Jak znaleźć czas na czytanie?
- wyłączyć telewizor i komputer – truizm, ale często niedostrzegany; te urządzenia to największe rozpraszacze, które pochłaniają nam większość naszego wolnego czasu;
- wyznaczyć sobie cel – np. na początek, przeczytam 20 stron dziennie lub będę czytać pół godziny każdego dnia; później, w miarę możliwości (doba nie jest z gumy), zwiększamy stawkę;
- być zorganizowanym – stworzenie planu dnia, pomaga nauczyć się systematyczności i sprawia, że nie będziemy niepotrzebnie chodzić w kółko, zamiast usiąść i czytać (chyba, że mamy dzieci wymagające opieki, to plan dnia możemy sobie wsadzić do kieszeni…)
- wybierać książki o tematyce, która nas interesuje – na te nudne nie ma co marnować cennego czasu, którego przecież nie mamy;
- czytać wszędzie – przy każdej nadarzającej się okazji.

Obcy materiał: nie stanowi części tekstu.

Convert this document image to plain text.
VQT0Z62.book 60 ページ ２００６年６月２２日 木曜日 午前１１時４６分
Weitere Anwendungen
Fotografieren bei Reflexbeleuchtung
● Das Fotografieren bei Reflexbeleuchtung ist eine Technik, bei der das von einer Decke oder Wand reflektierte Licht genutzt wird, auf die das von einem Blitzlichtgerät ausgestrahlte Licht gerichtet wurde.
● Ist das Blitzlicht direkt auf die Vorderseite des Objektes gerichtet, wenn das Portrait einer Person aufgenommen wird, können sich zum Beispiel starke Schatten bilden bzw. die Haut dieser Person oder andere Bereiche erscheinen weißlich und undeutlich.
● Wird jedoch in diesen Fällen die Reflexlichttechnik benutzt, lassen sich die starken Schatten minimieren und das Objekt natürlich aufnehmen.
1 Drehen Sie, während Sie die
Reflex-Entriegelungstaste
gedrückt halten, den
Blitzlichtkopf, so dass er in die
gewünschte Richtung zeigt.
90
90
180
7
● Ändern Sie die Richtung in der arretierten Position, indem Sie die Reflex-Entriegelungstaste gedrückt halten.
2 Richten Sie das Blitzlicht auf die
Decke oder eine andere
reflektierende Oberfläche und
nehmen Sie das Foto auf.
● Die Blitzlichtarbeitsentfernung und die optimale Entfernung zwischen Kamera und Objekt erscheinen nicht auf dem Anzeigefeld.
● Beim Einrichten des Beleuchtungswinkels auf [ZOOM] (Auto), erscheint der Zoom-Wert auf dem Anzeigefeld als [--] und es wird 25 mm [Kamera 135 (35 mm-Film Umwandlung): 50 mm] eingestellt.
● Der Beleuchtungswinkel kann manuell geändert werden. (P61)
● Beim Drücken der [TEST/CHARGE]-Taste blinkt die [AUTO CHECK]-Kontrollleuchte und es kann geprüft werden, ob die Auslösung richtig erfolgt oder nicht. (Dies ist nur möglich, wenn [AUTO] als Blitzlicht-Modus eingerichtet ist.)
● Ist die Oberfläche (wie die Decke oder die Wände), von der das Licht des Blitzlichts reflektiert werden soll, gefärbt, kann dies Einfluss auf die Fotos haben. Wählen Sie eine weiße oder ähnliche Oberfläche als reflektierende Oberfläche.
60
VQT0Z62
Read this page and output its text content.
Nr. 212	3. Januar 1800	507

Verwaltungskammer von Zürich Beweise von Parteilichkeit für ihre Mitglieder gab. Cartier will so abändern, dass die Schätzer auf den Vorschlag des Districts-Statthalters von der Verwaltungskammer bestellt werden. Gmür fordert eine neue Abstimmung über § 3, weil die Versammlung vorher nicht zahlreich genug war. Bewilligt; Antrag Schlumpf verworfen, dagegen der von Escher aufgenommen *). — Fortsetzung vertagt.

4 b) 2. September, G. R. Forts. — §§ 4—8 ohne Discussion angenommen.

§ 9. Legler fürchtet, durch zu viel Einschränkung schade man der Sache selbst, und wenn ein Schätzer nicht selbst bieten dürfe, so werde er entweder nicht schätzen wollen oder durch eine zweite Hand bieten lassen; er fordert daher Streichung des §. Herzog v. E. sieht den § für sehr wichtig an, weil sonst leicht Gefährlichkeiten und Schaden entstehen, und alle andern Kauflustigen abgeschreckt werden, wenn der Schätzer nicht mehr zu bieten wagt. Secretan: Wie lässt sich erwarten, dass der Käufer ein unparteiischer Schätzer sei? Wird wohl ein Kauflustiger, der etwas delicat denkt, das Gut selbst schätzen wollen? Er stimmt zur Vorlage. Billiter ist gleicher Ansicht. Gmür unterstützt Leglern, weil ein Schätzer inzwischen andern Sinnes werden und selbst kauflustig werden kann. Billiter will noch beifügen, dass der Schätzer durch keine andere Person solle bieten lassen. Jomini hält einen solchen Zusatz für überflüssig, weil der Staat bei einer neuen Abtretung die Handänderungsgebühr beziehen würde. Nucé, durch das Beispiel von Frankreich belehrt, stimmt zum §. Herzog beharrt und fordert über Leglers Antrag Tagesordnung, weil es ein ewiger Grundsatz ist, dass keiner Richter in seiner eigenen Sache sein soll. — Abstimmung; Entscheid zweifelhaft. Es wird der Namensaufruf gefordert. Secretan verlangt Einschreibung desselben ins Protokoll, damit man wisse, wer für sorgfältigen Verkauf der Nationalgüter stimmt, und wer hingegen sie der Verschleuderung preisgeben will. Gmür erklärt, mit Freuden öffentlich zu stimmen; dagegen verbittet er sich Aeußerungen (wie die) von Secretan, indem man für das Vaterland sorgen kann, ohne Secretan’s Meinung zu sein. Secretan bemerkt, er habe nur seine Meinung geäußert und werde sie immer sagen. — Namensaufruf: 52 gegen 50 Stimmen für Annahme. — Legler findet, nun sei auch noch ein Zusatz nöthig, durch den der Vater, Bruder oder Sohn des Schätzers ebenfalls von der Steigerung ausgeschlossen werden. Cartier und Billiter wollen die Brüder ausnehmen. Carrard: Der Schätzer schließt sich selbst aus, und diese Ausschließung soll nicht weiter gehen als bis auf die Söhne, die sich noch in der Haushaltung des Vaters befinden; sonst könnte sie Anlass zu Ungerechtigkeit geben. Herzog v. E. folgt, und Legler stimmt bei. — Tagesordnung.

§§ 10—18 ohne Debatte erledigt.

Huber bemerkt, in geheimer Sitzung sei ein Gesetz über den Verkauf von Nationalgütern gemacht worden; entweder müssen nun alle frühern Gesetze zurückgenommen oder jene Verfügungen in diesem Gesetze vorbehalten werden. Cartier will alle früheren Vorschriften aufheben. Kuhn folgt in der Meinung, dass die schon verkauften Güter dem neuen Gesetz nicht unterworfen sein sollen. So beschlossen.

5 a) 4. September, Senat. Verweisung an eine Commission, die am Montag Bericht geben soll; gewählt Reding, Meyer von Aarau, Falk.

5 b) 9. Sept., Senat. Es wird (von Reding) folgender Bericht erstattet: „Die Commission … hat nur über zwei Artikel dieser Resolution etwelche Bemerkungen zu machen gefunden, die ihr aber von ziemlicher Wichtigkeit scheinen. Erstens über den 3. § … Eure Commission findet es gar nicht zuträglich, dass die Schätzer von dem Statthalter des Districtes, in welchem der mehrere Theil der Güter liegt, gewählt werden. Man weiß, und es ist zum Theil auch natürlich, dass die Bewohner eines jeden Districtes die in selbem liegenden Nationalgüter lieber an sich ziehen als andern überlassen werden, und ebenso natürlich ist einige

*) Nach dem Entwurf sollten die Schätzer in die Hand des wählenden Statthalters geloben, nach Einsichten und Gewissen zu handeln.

Jak wykraść z dnia parę chwil na lekturę?
- Jazda środkiem komunikacji miejskiej do pracy i z pracy 40-60 min. (niektórzy jeszcze dłużej);
- oczekiwanie w kolejce np. w banku, czy u lekarza 10-30 min (niektórzy dłużej);
- gotowanie obiadu – 15-20 minut (wtedy za wiele więcej innych czynności nie wykonamy, więc można wykorzystać na czytanie);
- odpoczynek przed snem – 30 minut lektury.
Już z tych drobnych wyliczeń wychodzi, że w ciągu dnia możemy bez problemu ok. półtora godziny spędzić z książką. To wystarczy, aby w średnim tempie przeczytać jedną lekturę tygodniowo (52 rocznie!). Można wymieniać jeszcze wiele innych czynności, w trakcie których można czytać np. podczas kąpieli w wannie, suszenia włosów (da się!), w toalecie, czekając aż druga połowa wreszcie się zbierze, żeby z nami pójść na spacer.
Nie zapominajmy o audiobookach!
Świetnym sposobem jest również słuchanie audiobooków. Ja robię to już podczas każdej domowej czynności — prasując, sprzątając po śniadaniu, rozwieszając pranie. Takie krótkie nawet momenty pozwalają mi poznać całkiem sporo książek.